Open letter to Fred Upton, chair of the House Committee on Energy and Commerce:
Although not a constituent, I am writing because your staff recently portrayed you as “championing” the interests of Californians, in addition to those of your own constituents.
In a New York Times article, your press secretary was quoted as follows:
“With Michigan and California both suffering from 12.4 percent unemployment, Fred is fighting to put folks back to work,” Mr. Bonyun wrote in an e-mail. “Jobs are disappearing at an alarming rate and will continue to flee overseas without the proper, sensible E.P.A. [Environmental Protection Agency] oversight that has been absent the last two years. In this new Congress, Fred will use every resource available to protect American workers and our economy by rolling back the job-killing G.H.G. [greenhouse gas] regulations.’
My response on behalf of myself, my friends, and neighbors is: “Thanks but no thanks; Californians are already quite satisfied with our many environmentally progressive, and economically astute, elected federal representatives, e.g, Senators Boxer and Feinstein, and Representative Lois Capps.”

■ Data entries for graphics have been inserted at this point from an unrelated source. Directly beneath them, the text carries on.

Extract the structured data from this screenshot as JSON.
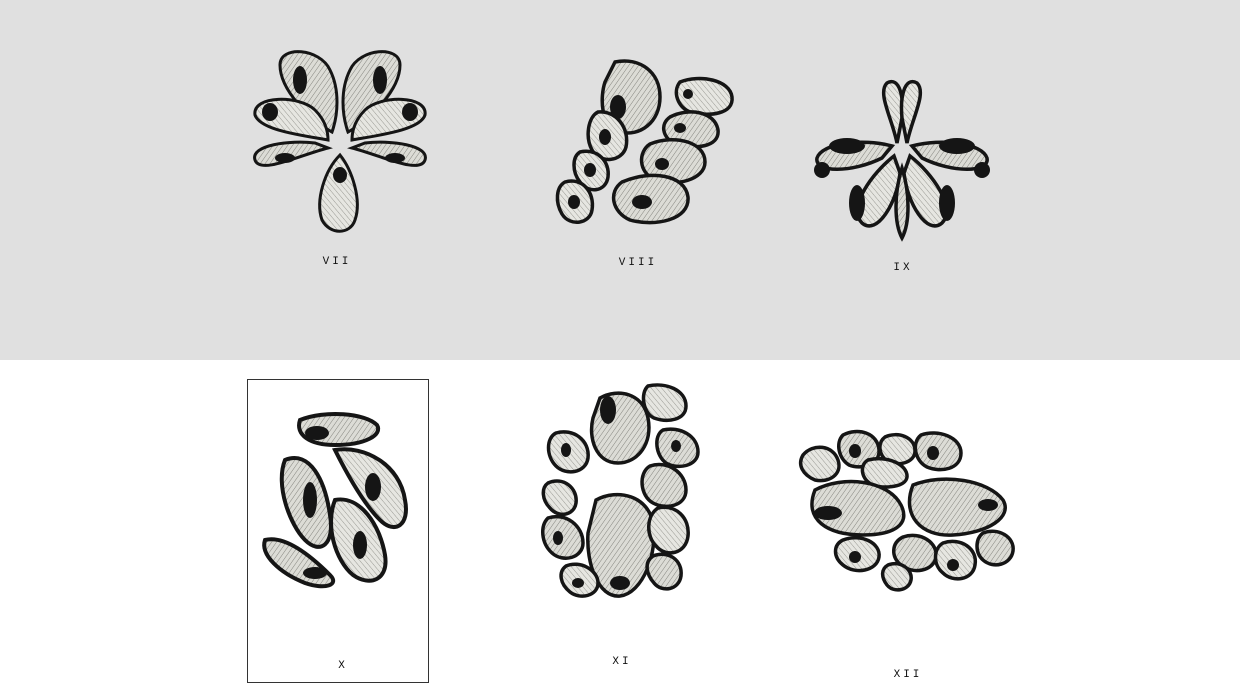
{
  "plates": [
    {
      "id": "vii",
      "label": "VII",
      "selected": false
    },
    {
      "id": "viii",
      "label": "VIII",
      "selected": false
    },
    {
      "id": "ix",
      "label": "IX",
      "selected": false
    },
    {
      "id": "x",
      "label": "X",
      "selected": true
    },
    {
      "id": "xi",
      "label": "XI",
      "selected": false
    },
    {
      "id": "xii",
      "label": "XII",
      "selected": false
    }
  ],
  "colors": {
    "top_background": "#e0e0e0",
    "bottom_background": "#ffffff",
    "ink": "#151515",
    "seed_fill": "#d8d8d2",
    "frame_border": "#333333"
  }
}
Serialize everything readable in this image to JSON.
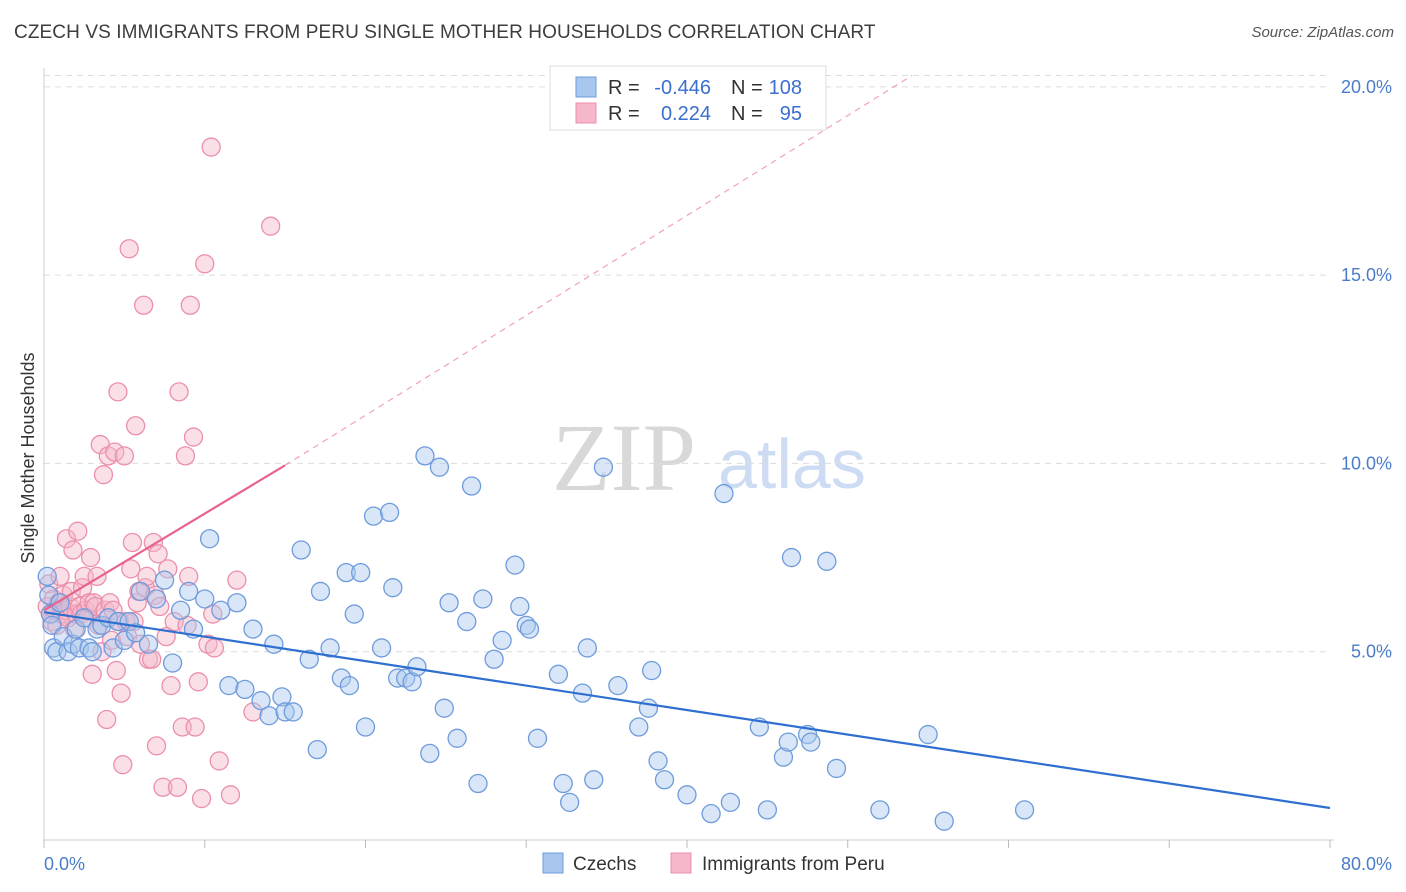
{
  "title": "CZECH VS IMMIGRANTS FROM PERU SINGLE MOTHER HOUSEHOLDS CORRELATION CHART",
  "source": "Source: ZipAtlas.com",
  "watermark": {
    "zip": "ZIP",
    "atlas": "atlas"
  },
  "legend": {
    "rows": [
      {
        "r_label": "R =",
        "r_value": "-0.446",
        "n_label": "N =",
        "n_value": "108"
      },
      {
        "r_label": "R =",
        "r_value": "0.224",
        "n_label": "N =",
        "n_value": "95"
      }
    ]
  },
  "bottom_legend": [
    "Czechs",
    "Immigrants from Peru"
  ],
  "colors": {
    "czechs_fill": "#a9c7ee",
    "czechs_stroke": "#6f9bdc",
    "czechs_line": "#2f6fd0",
    "peru_fill": "#f5b7c9",
    "peru_stroke": "#ec8fab",
    "peru_line": "#e8628c",
    "grid": "#dcdcdc",
    "tick": "#4a7cc9"
  },
  "chart_data": {
    "type": "scatter",
    "title": "CZECH VS IMMIGRANTS FROM PERU SINGLE MOTHER HOUSEHOLDS CORRELATION CHART",
    "xlabel": "",
    "ylabel": "Single Mother Households",
    "xlim": [
      0,
      80
    ],
    "ylim": [
      0,
      20.5
    ],
    "x_tick_labels": [
      "0.0%",
      "80.0%"
    ],
    "y_ticks": [
      5,
      10,
      15,
      20
    ],
    "y_tick_labels": [
      "5.0%",
      "10.0%",
      "15.0%",
      "20.0%"
    ],
    "grid": true,
    "legend_position": "top-center",
    "series": [
      {
        "name": "Czechs",
        "r": -0.446,
        "n": 108,
        "trend": {
          "x0": 0,
          "y0": 6.05,
          "x1": 80,
          "y1": 0.85
        },
        "points": [
          [
            0.2,
            7.0
          ],
          [
            0.3,
            6.5
          ],
          [
            0.4,
            6.0
          ],
          [
            0.5,
            5.7
          ],
          [
            0.6,
            5.1
          ],
          [
            0.8,
            5.0
          ],
          [
            1.0,
            6.3
          ],
          [
            1.2,
            5.4
          ],
          [
            1.5,
            5.0
          ],
          [
            1.8,
            5.2
          ],
          [
            2.0,
            5.6
          ],
          [
            2.2,
            5.1
          ],
          [
            2.5,
            5.9
          ],
          [
            2.8,
            5.1
          ],
          [
            3.0,
            5.0
          ],
          [
            3.3,
            5.6
          ],
          [
            3.6,
            5.7
          ],
          [
            4.0,
            5.9
          ],
          [
            4.3,
            5.1
          ],
          [
            4.6,
            5.8
          ],
          [
            5.0,
            5.3
          ],
          [
            5.3,
            5.8
          ],
          [
            5.7,
            5.5
          ],
          [
            6.0,
            6.6
          ],
          [
            6.5,
            5.2
          ],
          [
            7.0,
            6.4
          ],
          [
            7.5,
            6.9
          ],
          [
            8.0,
            4.7
          ],
          [
            8.5,
            6.1
          ],
          [
            9.0,
            6.6
          ],
          [
            9.3,
            5.6
          ],
          [
            10.0,
            6.4
          ],
          [
            10.3,
            8.0
          ],
          [
            11.0,
            6.1
          ],
          [
            11.5,
            4.1
          ],
          [
            12.0,
            6.3
          ],
          [
            12.5,
            4.0
          ],
          [
            13.0,
            5.6
          ],
          [
            13.5,
            3.7
          ],
          [
            14.0,
            3.3
          ],
          [
            14.3,
            5.2
          ],
          [
            14.8,
            3.8
          ],
          [
            15.0,
            3.4
          ],
          [
            15.5,
            3.4
          ],
          [
            16.0,
            7.7
          ],
          [
            16.5,
            4.8
          ],
          [
            17.0,
            2.4
          ],
          [
            17.2,
            6.6
          ],
          [
            17.8,
            5.1
          ],
          [
            18.5,
            4.3
          ],
          [
            18.8,
            7.1
          ],
          [
            19.0,
            4.1
          ],
          [
            19.3,
            6.0
          ],
          [
            19.7,
            7.1
          ],
          [
            20.0,
            3.0
          ],
          [
            20.5,
            8.6
          ],
          [
            21.0,
            5.1
          ],
          [
            21.5,
            8.7
          ],
          [
            21.7,
            6.7
          ],
          [
            22.0,
            4.3
          ],
          [
            22.5,
            4.3
          ],
          [
            22.9,
            4.2
          ],
          [
            23.2,
            4.6
          ],
          [
            23.7,
            10.2
          ],
          [
            24.0,
            2.3
          ],
          [
            24.6,
            9.9
          ],
          [
            24.9,
            3.5
          ],
          [
            25.2,
            6.3
          ],
          [
            25.7,
            2.7
          ],
          [
            26.3,
            5.8
          ],
          [
            26.6,
            9.4
          ],
          [
            27.0,
            1.5
          ],
          [
            27.3,
            6.4
          ],
          [
            28.0,
            4.8
          ],
          [
            28.5,
            5.3
          ],
          [
            29.3,
            7.3
          ],
          [
            29.6,
            6.2
          ],
          [
            30.0,
            5.7
          ],
          [
            30.2,
            5.6
          ],
          [
            30.7,
            2.7
          ],
          [
            32.0,
            4.4
          ],
          [
            32.3,
            1.5
          ],
          [
            32.7,
            1.0
          ],
          [
            33.5,
            3.9
          ],
          [
            33.8,
            5.1
          ],
          [
            34.2,
            1.6
          ],
          [
            34.8,
            9.9
          ],
          [
            35.7,
            4.1
          ],
          [
            37.0,
            3.0
          ],
          [
            37.6,
            3.5
          ],
          [
            37.8,
            4.5
          ],
          [
            38.2,
            2.1
          ],
          [
            38.6,
            1.6
          ],
          [
            40.0,
            1.2
          ],
          [
            41.5,
            0.7
          ],
          [
            42.3,
            9.2
          ],
          [
            42.7,
            1.0
          ],
          [
            44.5,
            3.0
          ],
          [
            45.0,
            0.8
          ],
          [
            46.5,
            7.5
          ],
          [
            46.0,
            2.2
          ],
          [
            46.3,
            2.6
          ],
          [
            47.5,
            2.8
          ],
          [
            47.7,
            2.6
          ],
          [
            48.7,
            7.4
          ],
          [
            49.3,
            1.9
          ],
          [
            52.0,
            0.8
          ],
          [
            55.0,
            2.8
          ],
          [
            56.0,
            0.5
          ],
          [
            61.0,
            0.8
          ]
        ]
      },
      {
        "name": "Immigrants from Peru",
        "r": 0.224,
        "n": 95,
        "trend": {
          "x0": 0,
          "y0": 6.1,
          "x1": 15,
          "y1": 9.95
        },
        "trend_extension": {
          "x0": 15,
          "y0": 9.95,
          "x1": 54,
          "y1": 20.3
        },
        "points": [
          [
            0.2,
            6.2
          ],
          [
            0.3,
            6.8
          ],
          [
            0.4,
            6.0
          ],
          [
            0.5,
            5.8
          ],
          [
            0.6,
            6.4
          ],
          [
            0.7,
            6.1
          ],
          [
            0.8,
            5.7
          ],
          [
            0.9,
            6.3
          ],
          [
            1.0,
            7.0
          ],
          [
            1.1,
            6.0
          ],
          [
            1.2,
            6.5
          ],
          [
            1.3,
            6.1
          ],
          [
            1.4,
            8.0
          ],
          [
            1.5,
            5.9
          ],
          [
            1.6,
            6.2
          ],
          [
            1.7,
            6.6
          ],
          [
            1.8,
            7.7
          ],
          [
            1.9,
            5.6
          ],
          [
            2.0,
            6.0
          ],
          [
            2.1,
            8.2
          ],
          [
            2.2,
            6.2
          ],
          [
            2.3,
            6.0
          ],
          [
            2.4,
            6.7
          ],
          [
            2.5,
            7.0
          ],
          [
            2.6,
            6.1
          ],
          [
            2.7,
            5.9
          ],
          [
            2.8,
            6.3
          ],
          [
            2.9,
            7.5
          ],
          [
            3.0,
            4.4
          ],
          [
            3.1,
            6.3
          ],
          [
            3.2,
            6.2
          ],
          [
            3.3,
            7.0
          ],
          [
            3.4,
            5.7
          ],
          [
            3.5,
            10.5
          ],
          [
            3.6,
            5.0
          ],
          [
            3.7,
            9.7
          ],
          [
            3.8,
            6.1
          ],
          [
            3.9,
            3.2
          ],
          [
            4.0,
            10.2
          ],
          [
            4.1,
            6.3
          ],
          [
            4.2,
            5.3
          ],
          [
            4.3,
            6.1
          ],
          [
            4.4,
            10.3
          ],
          [
            4.5,
            4.5
          ],
          [
            4.6,
            11.9
          ],
          [
            4.7,
            5.8
          ],
          [
            4.8,
            3.9
          ],
          [
            4.9,
            2.0
          ],
          [
            5.0,
            10.2
          ],
          [
            5.1,
            5.8
          ],
          [
            5.2,
            5.4
          ],
          [
            5.3,
            15.7
          ],
          [
            5.4,
            7.2
          ],
          [
            5.5,
            7.9
          ],
          [
            5.6,
            5.8
          ],
          [
            5.7,
            11.0
          ],
          [
            5.8,
            6.3
          ],
          [
            5.9,
            6.6
          ],
          [
            6.0,
            5.2
          ],
          [
            6.2,
            14.2
          ],
          [
            6.3,
            6.7
          ],
          [
            6.4,
            7.0
          ],
          [
            6.5,
            4.8
          ],
          [
            6.7,
            4.8
          ],
          [
            6.8,
            7.9
          ],
          [
            6.9,
            6.5
          ],
          [
            7.0,
            2.5
          ],
          [
            7.1,
            7.6
          ],
          [
            7.2,
            6.2
          ],
          [
            7.4,
            1.4
          ],
          [
            7.6,
            5.4
          ],
          [
            7.7,
            7.2
          ],
          [
            7.9,
            4.1
          ],
          [
            8.1,
            5.8
          ],
          [
            8.3,
            1.4
          ],
          [
            8.4,
            11.9
          ],
          [
            8.6,
            3.0
          ],
          [
            8.8,
            10.2
          ],
          [
            8.9,
            5.7
          ],
          [
            9.0,
            7.0
          ],
          [
            9.1,
            14.2
          ],
          [
            9.3,
            10.7
          ],
          [
            9.4,
            3.0
          ],
          [
            9.6,
            4.2
          ],
          [
            9.8,
            1.1
          ],
          [
            10.0,
            15.3
          ],
          [
            10.2,
            5.2
          ],
          [
            10.4,
            18.4
          ],
          [
            10.5,
            6.0
          ],
          [
            10.6,
            5.1
          ],
          [
            10.9,
            2.1
          ],
          [
            11.6,
            1.2
          ],
          [
            12.0,
            6.9
          ],
          [
            13.0,
            3.4
          ],
          [
            14.1,
            16.3
          ]
        ]
      }
    ]
  }
}
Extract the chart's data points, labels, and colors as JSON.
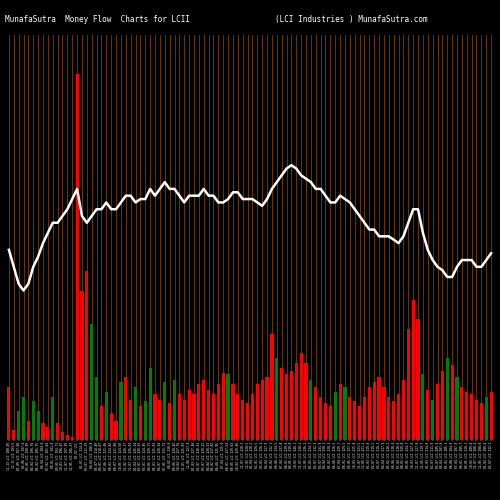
{
  "title_left": "MunafaSutra  Money Flow  Charts for LCII",
  "title_right": "(LCI Industries ) MunafaSutra.com",
  "background_color": "#000000",
  "bar_colors": [
    "red",
    "red",
    "green",
    "green",
    "red",
    "green",
    "green",
    "red",
    "red",
    "green",
    "red",
    "red",
    "red",
    "red",
    "red",
    "red",
    "red",
    "green",
    "green",
    "red",
    "green",
    "red",
    "red",
    "green",
    "red",
    "red",
    "green",
    "red",
    "green",
    "green",
    "red",
    "red",
    "green",
    "red",
    "green",
    "red",
    "red",
    "red",
    "red",
    "red",
    "red",
    "red",
    "red",
    "red",
    "red",
    "green",
    "red",
    "red",
    "red",
    "red",
    "red",
    "red",
    "red",
    "red",
    "red",
    "green",
    "red",
    "red",
    "red",
    "red",
    "red",
    "red",
    "green",
    "red",
    "red",
    "red",
    "red",
    "green",
    "red",
    "green",
    "red",
    "red",
    "red",
    "red",
    "red",
    "red",
    "red",
    "red",
    "red",
    "red",
    "red",
    "red",
    "red",
    "red",
    "red",
    "green",
    "red",
    "green",
    "red",
    "red",
    "green",
    "red",
    "green",
    "red",
    "red",
    "red",
    "red",
    "red",
    "green",
    "red"
  ],
  "bar_heights": [
    55,
    10,
    30,
    45,
    20,
    40,
    30,
    18,
    14,
    45,
    18,
    8,
    5,
    3,
    380,
    155,
    175,
    120,
    65,
    35,
    50,
    28,
    20,
    60,
    65,
    42,
    55,
    35,
    40,
    75,
    48,
    42,
    60,
    38,
    62,
    48,
    42,
    52,
    48,
    58,
    62,
    52,
    48,
    58,
    70,
    68,
    58,
    48,
    42,
    38,
    48,
    58,
    62,
    65,
    110,
    85,
    75,
    68,
    72,
    80,
    90,
    80,
    62,
    55,
    45,
    38,
    35,
    50,
    58,
    55,
    45,
    40,
    35,
    45,
    55,
    60,
    65,
    55,
    45,
    40,
    48,
    62,
    115,
    145,
    125,
    68,
    52,
    42,
    58,
    72,
    85,
    78,
    65,
    55,
    50,
    48,
    42,
    38,
    45,
    50
  ],
  "line_values": [
    210,
    205,
    200,
    198,
    200,
    205,
    208,
    212,
    215,
    218,
    218,
    220,
    222,
    225,
    228,
    220,
    218,
    220,
    222,
    222,
    224,
    222,
    222,
    224,
    226,
    226,
    224,
    225,
    225,
    228,
    226,
    228,
    230,
    228,
    228,
    226,
    224,
    226,
    226,
    226,
    228,
    226,
    226,
    224,
    224,
    225,
    227,
    227,
    225,
    225,
    225,
    224,
    223,
    225,
    228,
    230,
    232,
    234,
    235,
    234,
    232,
    231,
    230,
    228,
    228,
    226,
    224,
    224,
    226,
    225,
    224,
    222,
    220,
    218,
    216,
    216,
    214,
    214,
    214,
    213,
    212,
    214,
    218,
    222,
    222,
    215,
    210,
    207,
    205,
    204,
    202,
    202,
    205,
    207,
    207,
    207,
    205,
    205,
    207,
    209
  ],
  "labels": [
    "11-13 LCI 180.49",
    "12-11 LCI 193.5",
    "01-09 LCI 197.68",
    "02-06 LCI 197.6",
    "03-05 LCI 190.09",
    "04-04 LCI 196.76",
    "05-02 LCI 205.75",
    "06-04 LCI 204.0",
    "07-02 LCI 201.64",
    "08-01 LCI 201.6",
    "09-05 LCI 193.71",
    "10-03 LCI 196.47",
    "11-07 LCI 197.39",
    "12-05 LCI 206.27",
    "01-07 LCI",
    "02-01 LCI 214.4",
    "03-07 LCI 211.29",
    "04-04 LCI 208.8",
    "05-07 LCI 214.49",
    "06-01 LCI 218.87",
    "07-06 LCI 221.06",
    "08-03 LCI 224.82",
    "09-07 LCI 221.88",
    "10-05 LCI 224.58",
    "11-02 LCI 226.17",
    "12-07 LCI 226.03",
    "01-04 LCI 225.24",
    "02-01 LCI 226.33",
    "03-01 LCI 224.85",
    "04-05 LCI 229.71",
    "05-03 LCI 225.03",
    "06-07 LCI 228.34",
    "07-05 LCI 231.71",
    "08-02 LCI 230.0",
    "09-06 LCI 228.42",
    "10-04 LCI 227.76",
    "11-01 LCI 225.93",
    "12-06 LCI 227.4",
    "01-03 LCI 227.46",
    "02-07 LCI 228.43",
    "03-07 LCI 229.22",
    "04-04 LCI 228.23",
    "05-02 LCI 227.82",
    "06-06 LCI 225.95",
    "07-04 LCI 225.0",
    "08-01 LCI 227.54",
    "09-05 LCI 229.63",
    "10-03 LCI 229.66",
    "11-07 LCI 228.3",
    "12-05 LCI 228.5",
    "01-04 LCI 228.1",
    "02-01 LCI 226.5",
    "03-01 LCI 226.2",
    "04-04 LCI 227.9",
    "05-02 LCI 232.1",
    "06-06 LCI 234.5",
    "07-04 LCI 237.8",
    "08-01 LCI 239.6",
    "09-05 LCI 239.8",
    "10-03 LCI 240.1",
    "11-07 LCI 238.2",
    "12-05 LCI 236.1",
    "01-03 LCI 234.7",
    "02-07 LCI 232.3",
    "03-07 LCI 231.9",
    "04-04 LCI 230.1",
    "05-02 LCI 228.3",
    "06-06 LCI 228.5",
    "07-04 LCI 229.7",
    "08-01 LCI 229.5",
    "09-05 LCI 227.3",
    "10-03 LCI 225.8",
    "11-07 LCI 223.5",
    "12-05 LCI 221.2",
    "01-03 LCI 219.8",
    "02-07 LCI 219.5",
    "03-07 LCI 218.1",
    "04-04 LCI 217.9",
    "05-02 LCI 218.2",
    "06-06 LCI 218.4",
    "07-04 LCI 218.6",
    "08-01 LCI 219.8",
    "09-05 LCI 224.7",
    "10-03 LCI 227.6",
    "11-07 LCI 227.8",
    "12-05 LCI 219.7",
    "01-03 LCI 214.8",
    "02-07 LCI 211.9",
    "03-07 LCI 209.6",
    "04-04 LCI 207.8",
    "05-02 LCI 205.1",
    "06-06 LCI 204.9",
    "07-04 LCI 207.8",
    "08-01 LCI 209.7",
    "09-05 LCI 210.1",
    "10-03 LCI 209.8",
    "11-07 LCI 208.2",
    "12-05 LCI 208.0",
    "01-03 LCI 209.6",
    "02-07 LCI 212.1"
  ]
}
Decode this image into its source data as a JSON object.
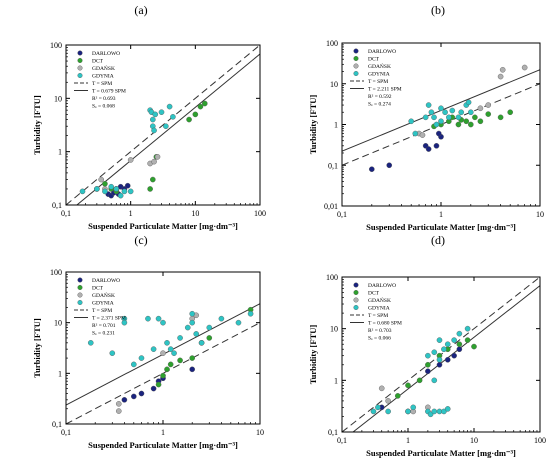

Your quote, and the mind-set from which it emanates, is yet another example of the flawed “logic” (i.e., that there is conflict between a healthy environment and a healthy economy) that underlay failed Proposition 23, resoundingly rejected by California voters last November, as, inter alia, regressive and bad for the economy.
Pending “job-killing” EPA regulations would address the following:
“A projected 181 Portland cement kilns will be operating at approximately 100 facilities in the United States in the year 2013. The amended air toxics requirements will apply to 158 of those kilns…
EPA estimates the following annual emission reductions when the rules are implemented in 2013:
Mercury: 16,600 pounds, a 92 percent reduction from projected 2013 emission levels;
Total hydrocarbons: 10,600 tons, a reduction of 83 percent;
Particulate matter: 11,500 tons, a 92 percent reduction;
Acid gases (measured as hydrochloric acid): 5,800 tons, a 97 percent reduction;
Sulfur dioxide (SO2): 110,000 tons, a 78 percent reduction; and
Nitrogen oxides (NOx): 6,600 tons, a reduction of 5 percent.”
Rather than attempting to derail regulations necessary to protect the health and safety of Americans, including American workers and other constituents of your district, perhaps you should concentrate on one of the real problems which actually contributes to current record levels of unemployment, e.g., outsourcing of jobs by the Big Three automakers.
“Despite receiving billions of dollars from the federal government to keep them afloat, iconic American automakers Chrysler and General Motors are increasingly taking advantage of the free movement of labor allowed by the North American Free Trade Agreement and outsourcing jobs to Mexico, according to Bloomberg News.”
As your colleague, Representative Dingell (D-Mich), is quoted in the NY Times article as saying:
“‘I understand the economic argument for the off-shoring of production, but I think the practice is reprehensible,” Rep. John Dingell (D-MI) said, according to Bloomberg News. “U.S. automakers have benefitted greatly from federal largesse and should feel morally compelled to retain and create as many domestic jobs as possible.'”
I am reasonably sure that both NAFTA, and the widespread “job-killing” practice of outsourcing it helped spawn, were already well established during the Bush Administration, and that neither was conceived nor promulgated by the E.P.A.